The DVD is another story, while the picture quality is excellent the disc no extras of any note, hopefully John McTiernan's longer cut of the film will see the light of day sometime and be put out in a special edition, but i'm not holding my breath.
I recommend this film without hesitation.
on December 17, 2009
How refreshing it is to watch this band of intelligent adult white males traveling half a continent and a sea to battle an unspeakable evil. Knowing that many or all of them may be brutally destroyed, they persist with a jovial, steely determination. Why? Simply because this is what defines a man. Or did...
Step into a time-warp. The film's 103 minutes will seem as nothing. Multiple viewings are obligatory, as the story-line is so kinetic.
A rich potpourri of European actors, seldom seen on American screens, adds to the exotic nature of this work.
Author Michael Crichton and director John McTiernan, infected with the film's trench warfare, commenced their own.
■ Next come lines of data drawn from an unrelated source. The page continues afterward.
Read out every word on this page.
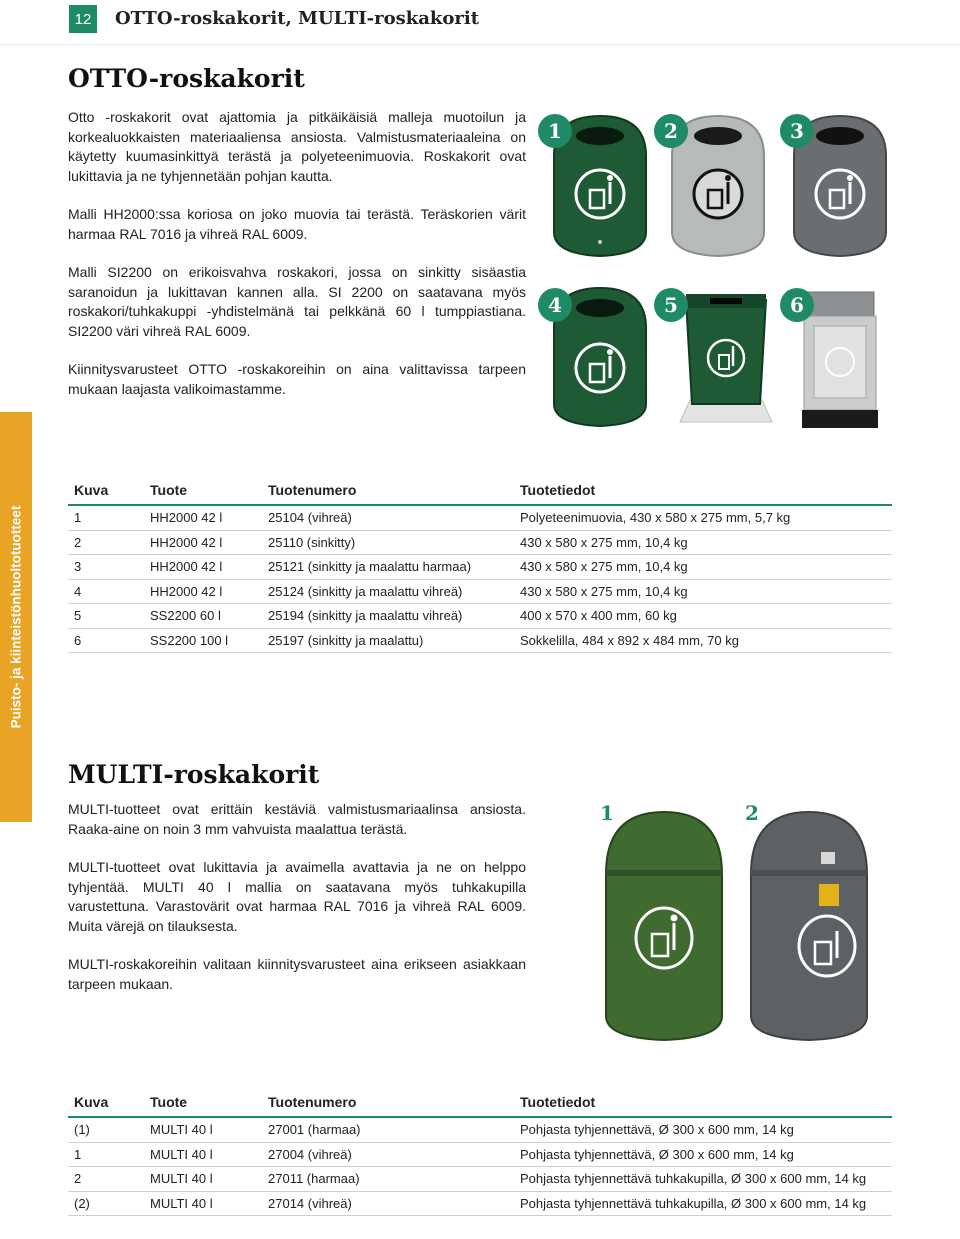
12	OTTO-roskakorit, MULTI-roskakorit
Puisto- ja kiinteistönhuoltotuotteet
OTTO-roskakorit

Otto -roskakorit ovat ajattomia ja pitkäikäisiä malleja muotoilun ja korkealuokkaisten materiaaliensa ansiosta. Valmistusmateriaaleina on käytetty kuumasinkittyä terästä ja polyeteenimuovia. Roskakorit ovat lukittavia ja ne tyhjennetään pohjan kautta.

Malli HH2000:ssa koriosa on joko muovia tai terästä. Teräskorien värit harmaa RAL 7016 ja vihreä RAL 6009.

Malli SI2200 on erikoisvahva roskakori, jossa on sinkitty sisäastia saranoidun ja lukittavan kannen alla. SI 2200 on saatavana myös roskakori/tuhkakuppi -yhdistelmänä tai pelkkänä 60 l tumppiastiana. SI2200 väri vihreä RAL 6009.

Kiinnitysvarusteet OTTO -roskakoreihin on aina valittavissa tarpeen mukaan laajasta valikoimastamme.

1	2	3
4	5	6
Kuva	Tuote	Tuotenumero	Tuotetiedot
1	HH2000 42 l	25104 (vihreä)	Polyeteenimuovia, 430 x 580 x 275 mm, 5,7 kg
2	HH2000 42 l	25110 (sinkitty)	430 x 580 x 275 mm, 10,4 kg
3	HH2000 42 l	25121 (sinkitty ja maalattu harmaa)	430 x 580 x 275 mm, 10,4 kg
4	HH2000 42 l	25124 (sinkitty ja maalattu vihreä)	430 x 580 x 275 mm, 10,4 kg
5	SS2200 60 l	25194 (sinkitty ja maalattu vihreä)	400 x 570 x 400 mm, 60 kg
6	SS2200 100 l	25197 (sinkitty ja maalattu)	Sokkelilla, 484 x 892 x 484 mm, 70 kg
MULTI-roskakorit

MULTI-tuotteet ovat erittäin kestäviä valmistusmariaalinsa ansiosta. Raaka-aine on noin 3 mm vahvuista maalattua terästä.

MULTI-tuotteet ovat lukittavia ja avaimella avattavia ja ne on helppo tyhjentää. MULTI 40 l mallia on saatavana myös tuhkakupilla varustettuna. Varastovärit ovat harmaa RAL 7016 ja vihreä RAL 6009. Muita värejä on tilauksesta.

MULTI-roskakoreihin valitaan kiinnitysvarusteet aina erikseen asiakkaan tarpeen mukaan.

1	2
Kuva	Tuote	Tuotenumero	Tuotetiedot
(1)	MULTI 40 l	27001 (harmaa)	Pohjasta tyhjennettävä, Ø 300 x 600 mm, 14 kg
1	MULTI 40 l	27004 (vihreä)	Pohjasta tyhjennettävä, Ø 300 x 600 mm, 14 kg
2	MULTI 40 l	27011 (harmaa)	Pohjasta tyhjennettävä tuhkakupilla, Ø 300 x 600 mm, 14 kg
(2)	MULTI 40 l	27014 (vihreä)	Pohjasta tyhjennettävä tuhkakupilla, Ø 300 x 600 mm, 14 kg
The final product obviously suffered a brutal postmortem. One can hope the reputed 50 odd minutes/body-parts which ended up on the morgue's floor will find the corpus at some future date. Though obviously hacked, it is still magnificent. It does what all good films do; takes you to another time and place and binds you to worthy protagonists.
At some point in your relationship with the film read Crichton's "Eaters of the Dead".
Based on the actual 922 A.D. journal of an ambassador of the Sultan of Baghdad, Ibn Fahdlan: The 13th Warrior. Astounding tale, if true.
Did Neanderthals survive the Pleistocene? Look around.